Using whole-genome sequences and computed tomography image-based CAC measurements for 22,400 individuals enrolled through 10 prior studies, including individuals from Amish, Asian, Black, Hispanic/Latino, or White ancestry or race groups, the researchers used a genome-wide association study to search for common or rare genetic variants contributing to CAC. The findings highlighted four known loci linked to CAC and two previously unappreciated loci in and around the X chromosome gene ARSE and the chromosome 8 gene MMP16.

The GWAS "identified six genetic loci associated with CAC, a strong independent risk factor for future cardiovascular disease events," the authors reported, noting that "variants in the ARSE and MMP16 loci have not been previously reported to be associated with CAC."

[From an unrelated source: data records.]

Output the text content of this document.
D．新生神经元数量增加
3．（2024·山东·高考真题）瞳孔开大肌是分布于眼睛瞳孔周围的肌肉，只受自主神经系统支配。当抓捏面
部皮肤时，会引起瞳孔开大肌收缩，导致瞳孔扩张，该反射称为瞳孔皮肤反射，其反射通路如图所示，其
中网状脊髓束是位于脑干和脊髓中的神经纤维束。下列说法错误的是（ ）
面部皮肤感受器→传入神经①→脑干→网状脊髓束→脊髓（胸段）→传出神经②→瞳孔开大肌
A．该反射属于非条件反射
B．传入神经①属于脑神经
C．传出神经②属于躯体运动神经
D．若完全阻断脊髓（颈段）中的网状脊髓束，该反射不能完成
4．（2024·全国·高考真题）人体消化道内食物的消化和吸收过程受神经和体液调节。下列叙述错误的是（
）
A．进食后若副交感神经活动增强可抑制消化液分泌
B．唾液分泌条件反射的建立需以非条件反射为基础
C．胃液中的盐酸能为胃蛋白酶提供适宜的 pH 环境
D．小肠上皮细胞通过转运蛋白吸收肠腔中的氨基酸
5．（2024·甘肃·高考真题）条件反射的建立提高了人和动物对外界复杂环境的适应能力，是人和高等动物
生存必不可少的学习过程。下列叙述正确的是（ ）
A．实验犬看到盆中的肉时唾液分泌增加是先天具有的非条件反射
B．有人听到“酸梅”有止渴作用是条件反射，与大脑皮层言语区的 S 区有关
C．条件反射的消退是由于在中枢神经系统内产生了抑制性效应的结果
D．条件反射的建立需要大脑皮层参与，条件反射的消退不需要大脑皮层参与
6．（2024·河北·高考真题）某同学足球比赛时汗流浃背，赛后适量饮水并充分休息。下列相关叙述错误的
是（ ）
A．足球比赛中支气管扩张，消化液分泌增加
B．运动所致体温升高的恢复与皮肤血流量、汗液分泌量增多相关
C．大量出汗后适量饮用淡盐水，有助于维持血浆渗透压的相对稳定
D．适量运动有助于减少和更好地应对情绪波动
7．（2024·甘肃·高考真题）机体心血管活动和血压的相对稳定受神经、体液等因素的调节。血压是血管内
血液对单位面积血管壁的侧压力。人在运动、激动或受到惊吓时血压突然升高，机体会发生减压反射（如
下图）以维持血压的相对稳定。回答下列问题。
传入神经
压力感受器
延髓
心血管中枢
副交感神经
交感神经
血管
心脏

The researchers went on to validate the ARSE and MMP16 associations in another 1,370 Black individuals and in nearly 1,800 individuals from a Brazilian population, since the CAC-associated ARSE SNP, known as rs5982944, appeared to be overrepresented in individuals of African ancestry.

The team's follow-up functional assays in human vascular smooth muscle cell lines originating in the coronary artery or aorta — from small interfering RNA experiments to quantitative RT-PCR measures of gene expression or immunoblot-based protein expression profiling — suggested that ARSE acts as a calcification and phenotype switching promoter in human vascular smooth muscle cells.

While the rs5982944 enhancer variant was flagged as a potential causal variant in CAC, for example, genetic variants linked to lower-than-usual expression of the gene appeared to coincide with reduced CAC risk.

Consistent with prior research that have implicated rare ARSE variants in an altered cartilage and bone development condition called X-linked chondrodysplasia punctata 1, the researcher explained, their vascular smooth muscle cell experiments suggested that ARSE regulates the transition from contractile cell features to so-called "osteogenic" features resembling those involved in bone formation.

These and other findings from the study suggested that ARSE "represents a novel locus associated with CAC that exerts direct effects on atherosclerotic vascular calcification in vitro," the authors explained, calling ARSE "a potential target of therapy for vascular calcific disease."